Volkswagen Group maintains that the software that allows some of its diesel vehicles to produce excess amounts of nitrogen oxide is legal under European law, but French regulators may soon challenge that argument in court. The result could be a ban of the polluting powerplants on the road there. At the same time, the country’s prosecutors are checking whether they could bring a similar case against Renault.
France’s Environment Minister Segolene Royal said that regulators were still investigating the situation, including commissioning an examination of Renault’s engine software. "It's underway and will be published. We'll have the first results in December,” she said about reviewing the code, according to Reuters. "We will be asking the consumer fraud investigators and prosecutors to communicate any findings that will enable us to establish whether it's necessary to withdraw sales authorizations."

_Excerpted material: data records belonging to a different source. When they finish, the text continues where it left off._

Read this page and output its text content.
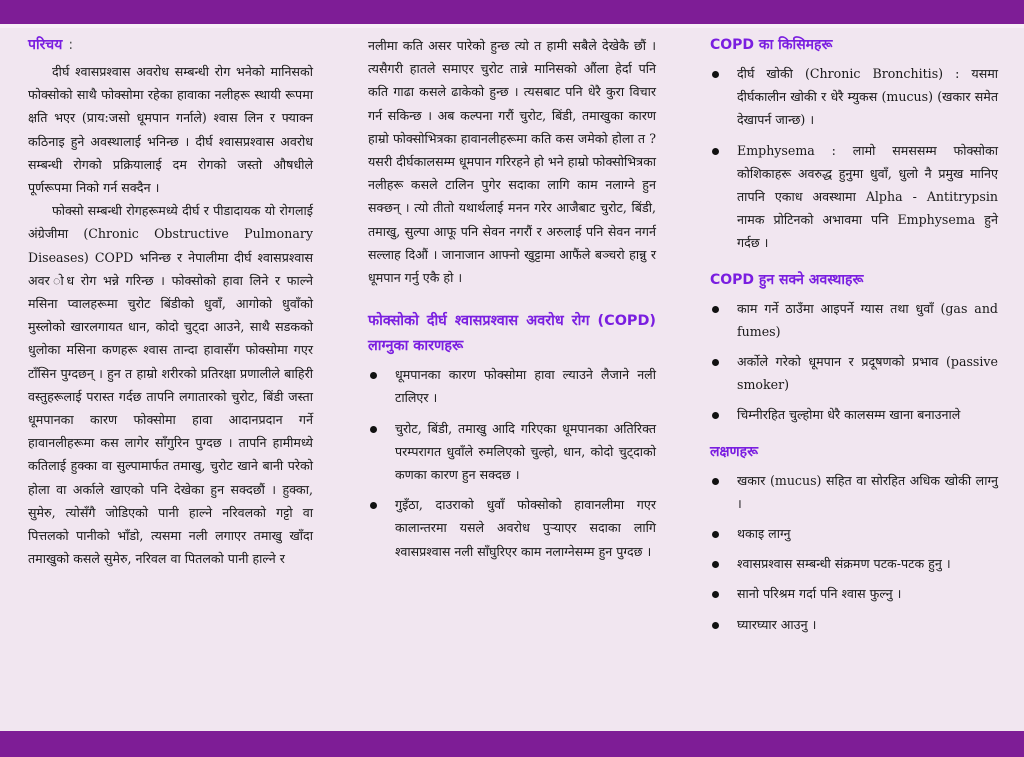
परिचय :

दीर्घ श्वासप्रश्वास अवरोध सम्बन्धी रोग भनेको मानिसको फोक्सोको साथै फोक्सोमा रहेका हावाका नलीहरू स्थायी रूपमा क्षति भएर (प्राय:जसो धूमपान गर्नाले) श्वास लिन र फ्याक्न कठिनाइ हुने अवस्थालाई भनिन्छ । दीर्घ श्वासप्रश्वास अवरोध सम्बन्धी रोगको प्रक्रियालाई दम रोगको जस्तो औषधीले पूर्णरूपमा निको गर्न सक्दैन ।

फोक्सो सम्बन्धी रोगहरूमध्ये दीर्घ र पीडादायक यो रोगलाई अंग्रेजीमा (Chronic Obstructive Pulmonary Diseases) COPD भनिन्छ र नेपालीमा दीर्घ श्वासप्रश्वास अवर ोध रोग भन्ने गरिन्छ । फोक्सोको हावा लिने र फाल्ने मसिना प्वालहरूमा चुरोट बिंडीको धुवाँ, आगोको धुवाँको मुस्लोको खारलगायत धान, कोदो चुट्दा आउने, साथै सडकको धुलोका मसिना कणहरू श्वास तान्दा हावासँग फोक्सोमा गएर टाँसिन पुग्दछन् । हुन त हाम्रो शरीरको प्रतिरक्षा प्रणालीले बाहिरी वस्तुहरूलाई परास्त गर्दछ तापनि लगातारको चुरोट, बिंडी जस्ता धूमपानका कारण फोक्सोमा हावा आदानप्रदान गर्ने हावानलीहरूमा कस लागेर साँगुरिन पुग्दछ । तापनि हामीमध्ये कतिलाई हुक्का वा सुल्पामार्फत तमाखु, चुरोट खाने बानी परेको होला वा अर्काले खाएको पनि देखेका हुन सक्दछौं । हुक्का, सुमेरु, त्योसँगै जोडिएको पानी हाल्ने नरिवलको गट्टो वा पित्तलको पानीको भाँडो, त्यसमा नली लगाएर तमाखु खाँदा तमाखुको कसले सुमेरु, नरिवल वा पितलको पानी हाल्ने र

नलीमा कति असर पारेको हुन्छ त्यो त हामी सबैले देखेकै छौं । त्यसैगरी हातले समाएर चुरोट तान्ने मानिसको औंला हेर्दा पनि कति गाढा कसले ढाकेको हुन्छ । त्यसबाट पनि धेरै कुरा विचार गर्न सकिन्छ । अब कल्पना गरौं चुरोट, बिंडी, तमाखुका कारण हाम्रो फोक्सोभित्रका हावानलीहरूमा कति कस जमेको होला त ? यसरी दीर्घकालसम्म धूमपान गरिरहने हो भने हाम्रो फोक्सोभित्रका नलीहरू कसले टालिन पुगेर सदाका लागि काम नलाग्ने हुन सक्छन् । त्यो तीतो यथार्थलाई मनन गरेर आजैबाट चुरोट, बिंडी, तमाखु, सुल्पा आफू पनि सेवन नगरौं र अरुलाई पनि सेवन नगर्न सल्लाह दिऔं । जानाजान आफ्नो खुट्टामा आफैंले बञ्चरो हान्नु र धूमपान गर्नु एकै हो ।

फोक्सोको दीर्घ श्वासप्रश्वास अवरोध रोग (COPD) लाग्नुका कारणहरू
धूमपानका कारण फोक्सोमा हावा ल्याउने लैजाने नली टालिएर ।
चुरोट, बिंडी, तमाखु आदि गरिएका धूमपानका अतिरिक्त परम्परागत धुवाँले रुमलिएको चुल्हो, धान, कोदो चुट्दाको कणका कारण हुन सक्दछ ।
गुइँठा, दाउराको धुवाँ फोक्सोको हावानलीमा गएर कालान्तरमा यसले अवरोध पुऱ्याएर सदाका लागि श्वासप्रश्वास नली साँघुरिएर काम नलाग्नेसम्म हुन पुग्दछ ।
COPD का किसिमहरू
दीर्घ खोकी (Chronic Bronchitis) : यसमा दीर्घकालीन खोकी र धेरै म्युकस (mucus) (खकार समेत देखापर्न जान्छ) ।
Emphysema : लामो समससम्म फोक्सोका कोशिकाहरू अवरुद्ध हुनुमा धुवाँ, धुलो नै प्रमुख मानिए तापनि एकाध अवस्थामा Alpha - Antitrypsin नामक प्रोटिनको अभावमा पनि Emphysema हुने गर्दछ ।
COPD हुन सक्ने अवस्थाहरू
काम गर्ने ठाउँमा आइपर्ने ग्यास तथा धुवाँ (gas and fumes)
अर्कोले गरेको धूमपान र प्रदूषणको प्रभाव (passive smoker)
चिम्नीरहित चुल्होमा धेरै कालसम्म खाना बनाउनाले
लक्षणहरू
खकार (mucus) सहित वा सोरहित अधिक खोकी लाग्नु ।
थकाइ लाग्नु
श्वासप्रश्वास सम्बन्धी संक्रमण पटक-पटक हुनु ।
सानो परिश्रम गर्दा पनि श्वास फुल्नु ।
घ्यारघ्यार आउनु ।
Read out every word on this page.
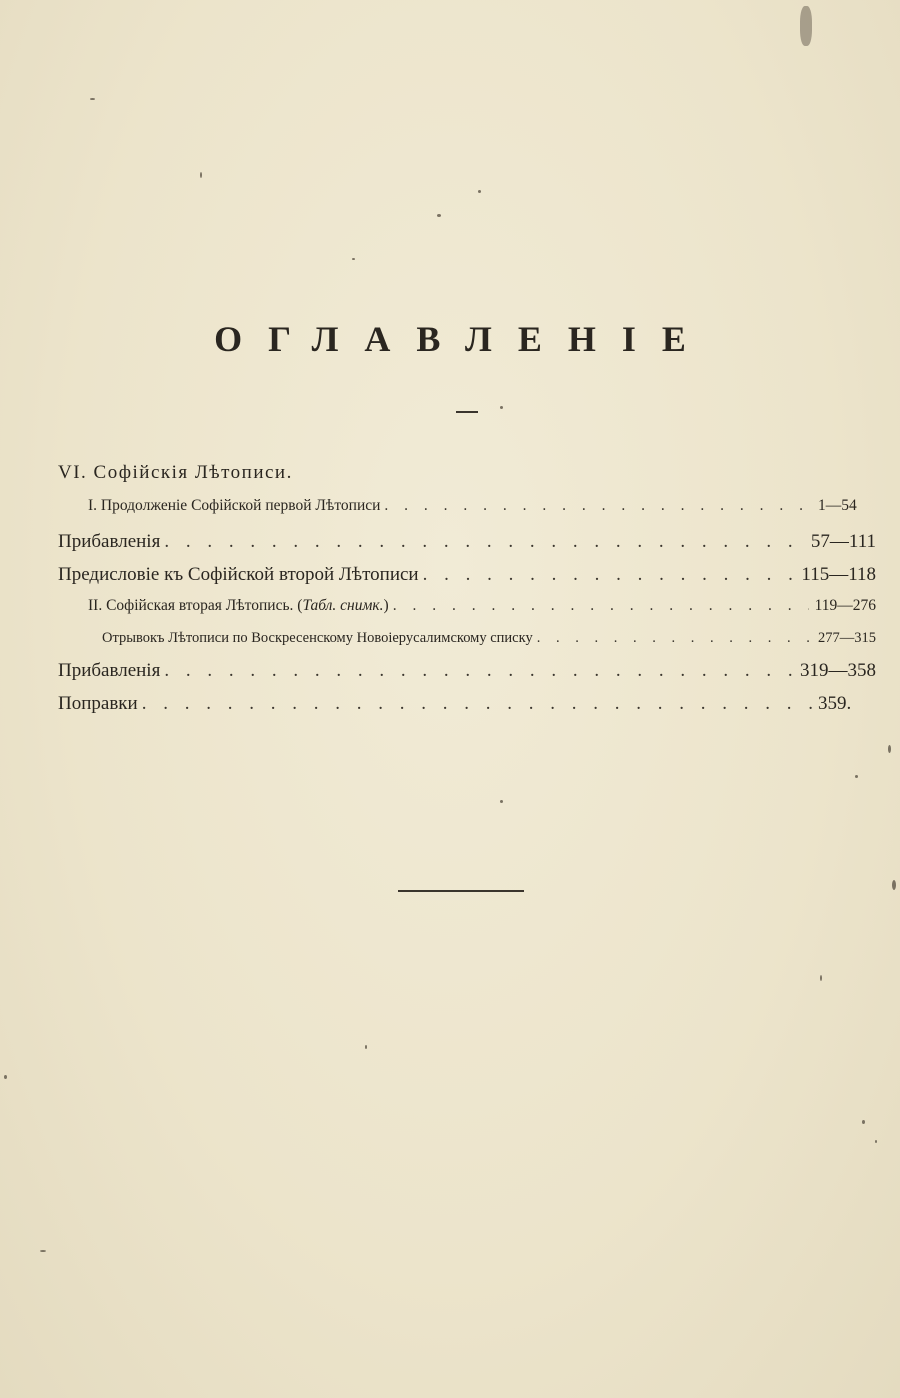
ОГЛАВЛЕНІЕ
VI. Софійскія Лѣтописи.
I. Продолженіе Софійской первой Лѣтописи . . .	1—54
Прибавленія . . .	57—111
Предисловіе къ Софійской второй Лѣтописи . . .	115—118
II. Софійская вторая Лѣтопись. (Табл. снимк.) . . .	119—276
Отрывокъ Лѣтописи по Воскресенскому Новоіерусалимскому списку . . .	277—315
Прибавленія . . .	319—358
Поправки . . .	359.
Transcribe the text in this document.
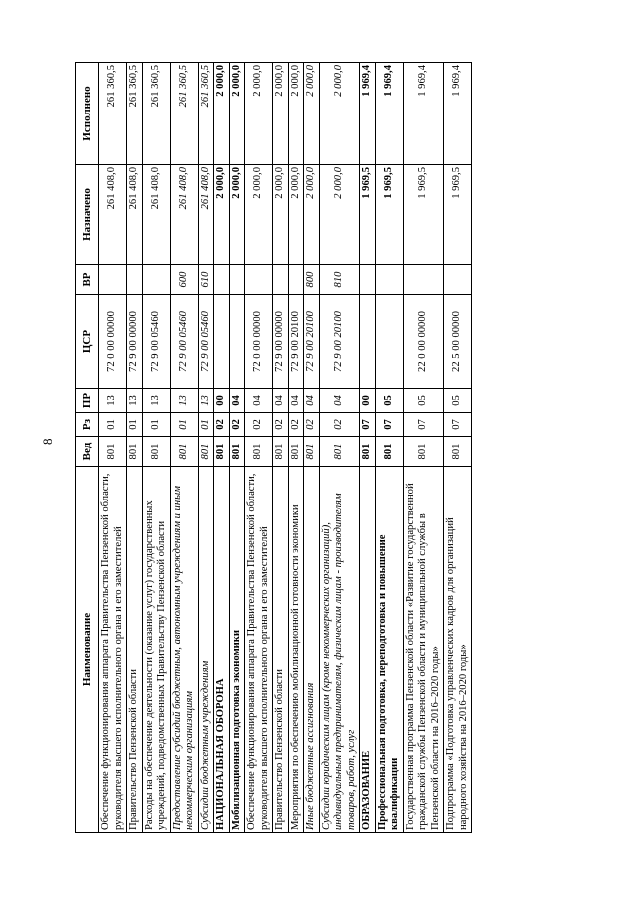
8
Наименование	Вед	Рз	ПР	ЦСР	ВР	Назначено	Исполнено
Обеспечение функционирования аппарата Правительства Пензенской области, руководителя высшего исполнительного органа и его заместителей	801	01	13	72 0 00 00000		261 408,0	261 360,5
Правительство Пензенской области	801	01	13	72 9 00 00000		261 408,0	261 360,5
Расходы на обеспечение деятельности (оказание услуг) государственных учреждений, подведомственных Правительству Пензенской области	801	01	13	72 9 00 05460		261 408,0	261 360,5
Предоставление субсидий бюджетным, автономным учреждениям и иным некоммерческим организациям	801	01	13	72 9 00 05460	600	261 408,0	261 360,5
Субсидии бюджетным учреждениям	801	01	13	72 9 00 05460	610	261 408,0	261 360,5
НАЦИОНАЛЬНАЯ ОБОРОНА	801	02	00			2 000,0	2 000,0
Мобилизационная подготовка экономики	801	02	04			2 000,0	2 000,0
Обеспечение функционирования аппарата Правительства Пензенской области, руководителя высшего исполнительного органа и его заместителей	801	02	04	72 0 00 00000		2 000,0	2 000,0
Правительство Пензенской области	801	02	04	72 9 00 00000		2 000,0	2 000,0
Мероприятия по обеспечению мобилизационной готовности экономики	801	02	04	72 9 00 20100		2 000,0	2 000,0
Иные бюджетные ассигнования	801	02	04	72 9 00 20100	800	2 000,0	2 000,0
Субсидии юридическим лицам (кроме некоммерческих организаций), индивидуальным предпринимателям, физическим лицам - производителям товаров, работ, услуг	801	02	04	72 9 00 20100	810	2 000,0	2 000,0
ОБРАЗОВАНИЕ	801	07	00			1 969,5	1 969,4
Профессиональная подготовка, переподготовка и повышение квалификации	801	07	05			1 969,5	1 969,4
Государственная программа Пензенской области «Развитие государственной гражданской службы Пензенской области и муниципальной службы в Пензенской области на 2016–2020 годы»	801	07	05	22 0 00 00000		1 969,5	1 969,4
Подпрограмма «Подготовка управленческих кадров для организаций народного хозяйства на 2016–2020 годы»	801	07	05	22 5 00 00000		1 969,5	1 969,4
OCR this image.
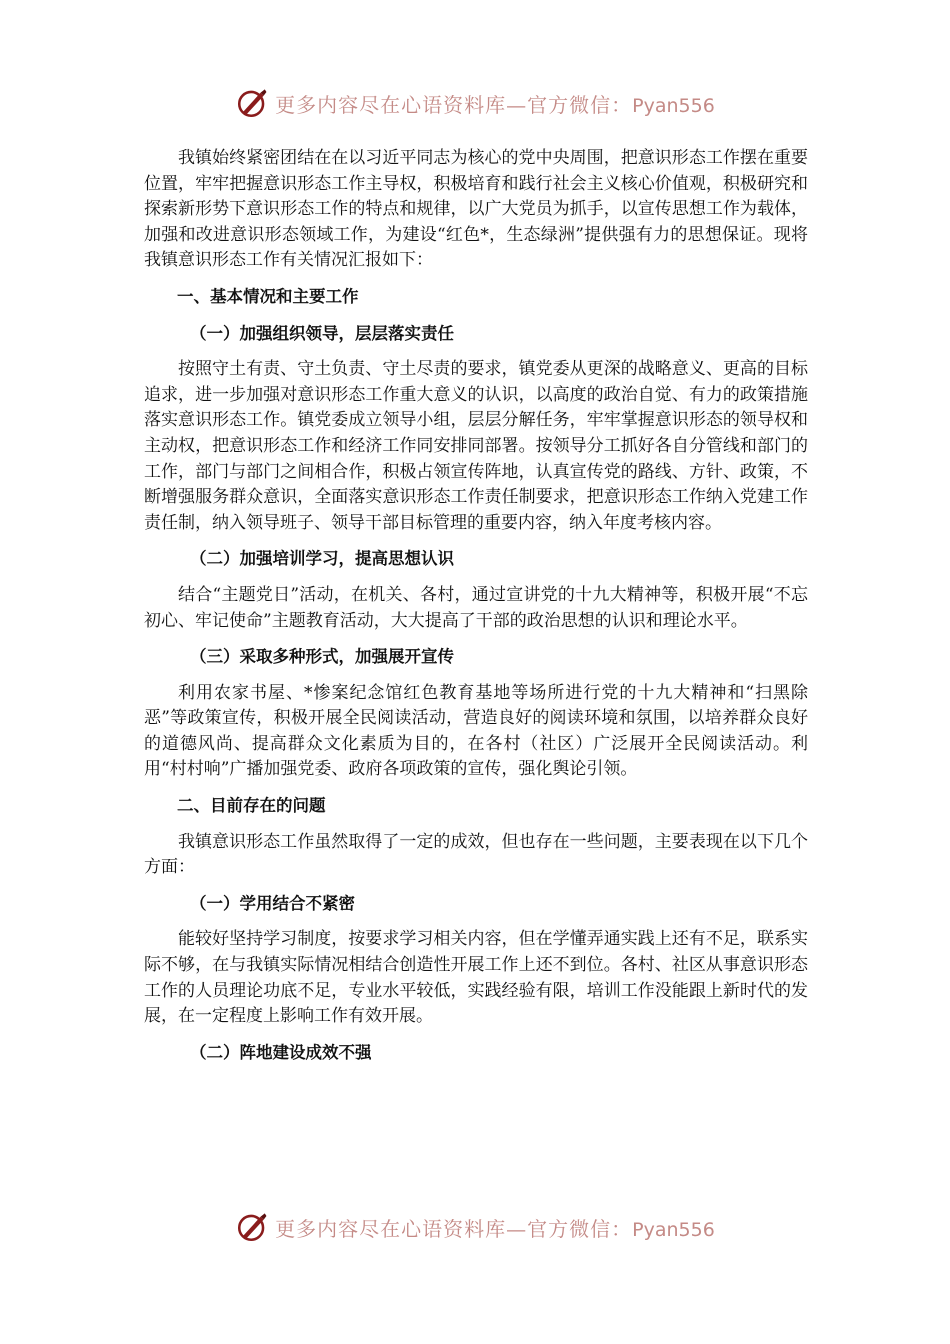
更多内容尽在心语资料库—官方微信：Pyan556

我镇始终紧密团结在在以习近平同志为核心的党中央周围，把意识形态工作摆在重要位置，牢牢把握意识形态工作主导权，积极培育和践行社会主义核心价值观，积极研究和探索新形势下意识形态工作的特点和规律，以广大党员为抓手，以宣传思想工作为载体，加强和改进意识形态领域工作，为建设“红色*，生态绿洲”提供强有力的思想保证。现将我镇意识形态工作有关情况汇报如下：

一、基本情况和主要工作

（一）加强组织领导，层层落实责任

按照守土有责、守土负责、守土尽责的要求，镇党委从更深的战略意义、更高的目标追求，进一步加强对意识形态工作重大意义的认识，以高度的政治自觉、有力的政策措施落实意识形态工作。镇党委成立领导小组，层层分解任务，牢牢掌握意识形态的领导权和主动权，把意识形态工作和经济工作同安排同部署。按领导分工抓好各自分管线和部门的工作，部门与部门之间相合作，积极占领宣传阵地，认真宣传党的路线、方针、政策，不断增强服务群众意识，全面落实意识形态工作责任制要求，把意识形态工作纳入党建工作责任制，纳入领导班子、领导干部目标管理的重要内容，纳入年度考核内容。

（二）加强培训学习，提高思想认识

结合“主题党日”活动，在机关、各村，通过宣讲党的十九大精神等，积极开展“不忘初心、牢记使命”主题教育活动，大大提高了干部的政治思想的认识和理论水平。

（三）采取多种形式，加强展开宣传

利用农家书屋、*惨案纪念馆红色教育基地等场所进行党的十九大精神和“扫黑除恶”等政策宣传，积极开展全民阅读活动，营造良好的阅读环境和氛围，以培养群众良好的道德风尚、提高群众文化素质为目的，在各村（社区）广泛展开全民阅读活动。利用“村村响”广播加强党委、政府各项政策的宣传，强化舆论引领。

二、目前存在的问题

我镇意识形态工作虽然取得了一定的成效，但也存在一些问题，主要表现在以下几个方面：

（一）学用结合不紧密

能较好坚持学习制度，按要求学习相关内容，但在学懂弄通实践上还有不足，联系实际不够，在与我镇实际情况相结合创造性开展工作上还不到位。各村、社区从事意识形态工作的人员理论功底不足，专业水平较低，实践经验有限，培训工作没能跟上新时代的发展，在一定程度上影响工作有效开展。

（二）阵地建设成效不强

更多内容尽在心语资料库—官方微信：Pyan556
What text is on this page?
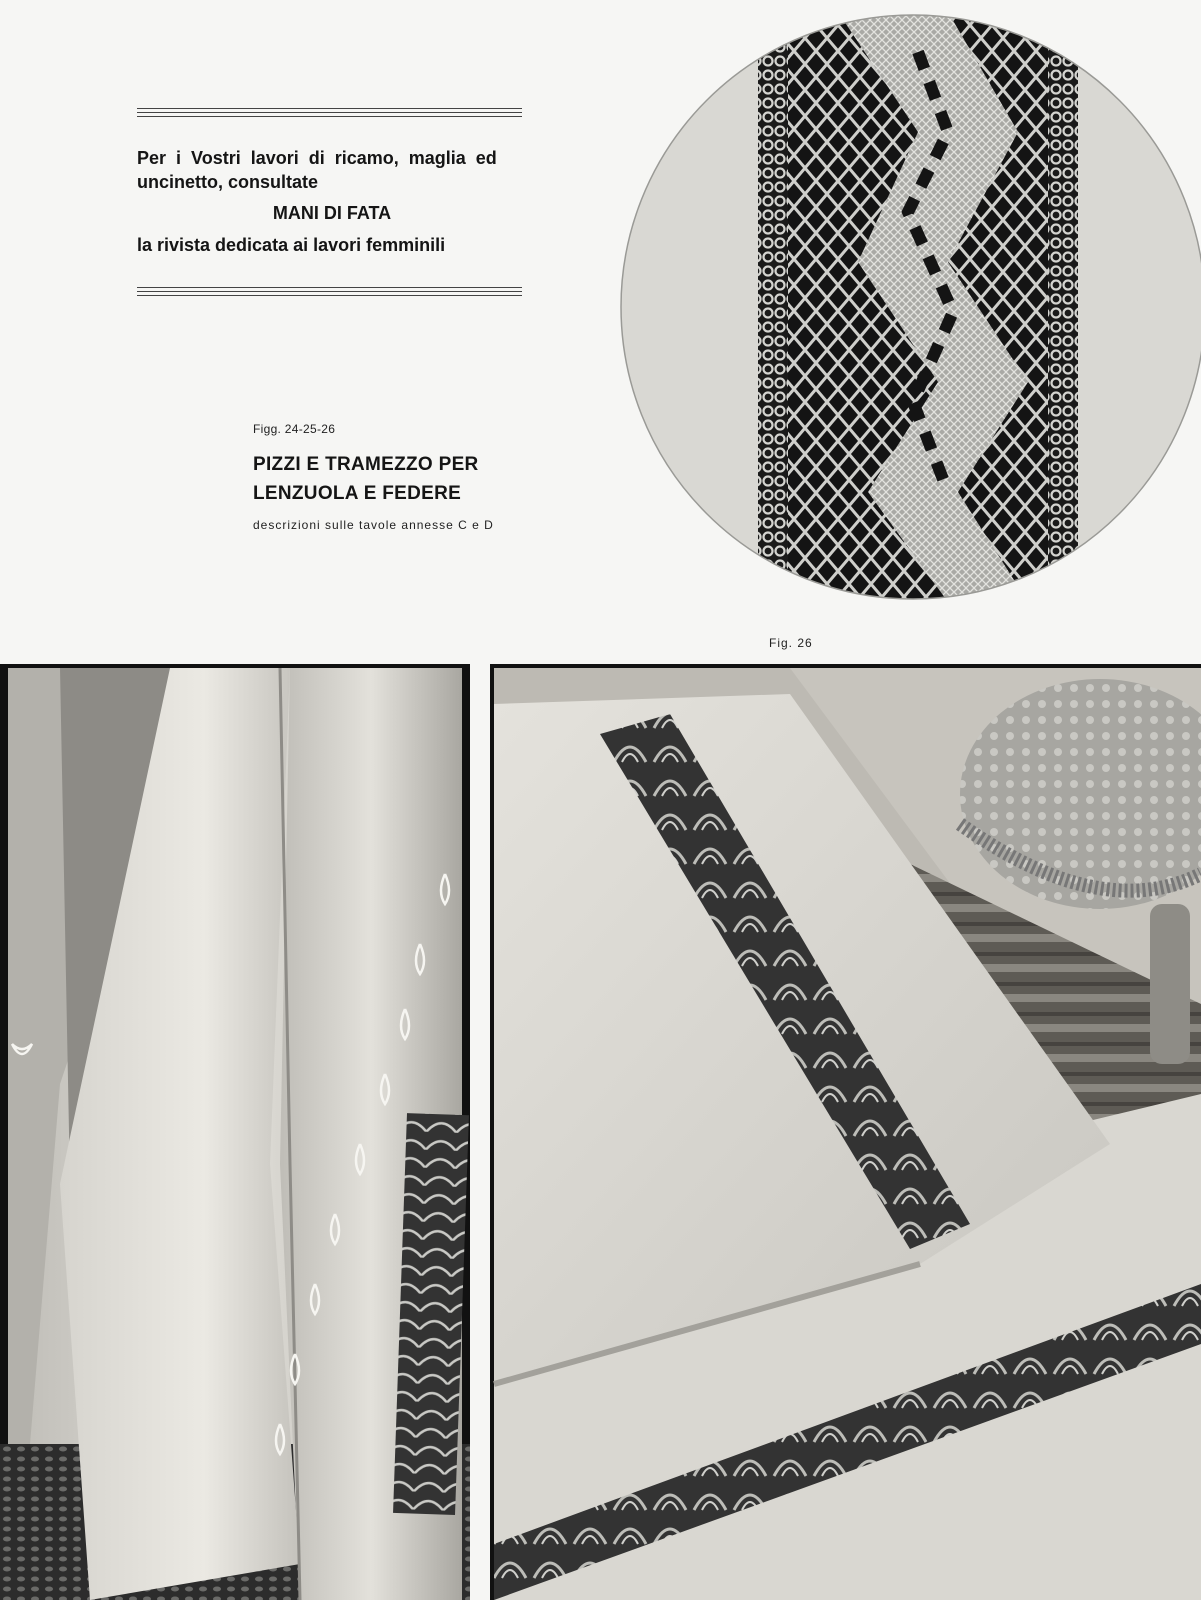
Per i Vostri lavori di ricamo, maglia ed
uncinetto, consultate
MANI DI FATA
la rivista dedicata ai lavori femminili
Figg. 24-25-26
PIZZI E TRAMEZZO PER
LENZUOLA E FEDERE
descrizioni sulle tavole annesse C e D
Fig. 26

European law allows automakers to adjust a vehicle’s emissions if it’s necessary for protecting the engine, according to Reuters. Investigators now need to know whether VW and Renault’s methods are really there for preserving the powerplants.
Allegations about Renault possibly using an emissions defeat device have been swirling for a about a year. A German environmental group first raised the concerns after publishing a report in November 2015 that alleged the Espace minivan with a 1.6-liter diesel produced excess amounts of NOx. Renault vehemently denied the accusations. French authorities began an official investigation into the situation, including seizing computers from several of the company’s locations. However, there was no evidence at the time of wrongdoing.
The situation regarding emissions defeat devices is clearer in the United States. For example, VW owes nearly $15 billion to settle the issues over the software in its four-cylinder diesel. A separate buyback campaign for vehicles with the 3.0-liter V6 is also reportedly imminent and might also be in the billions.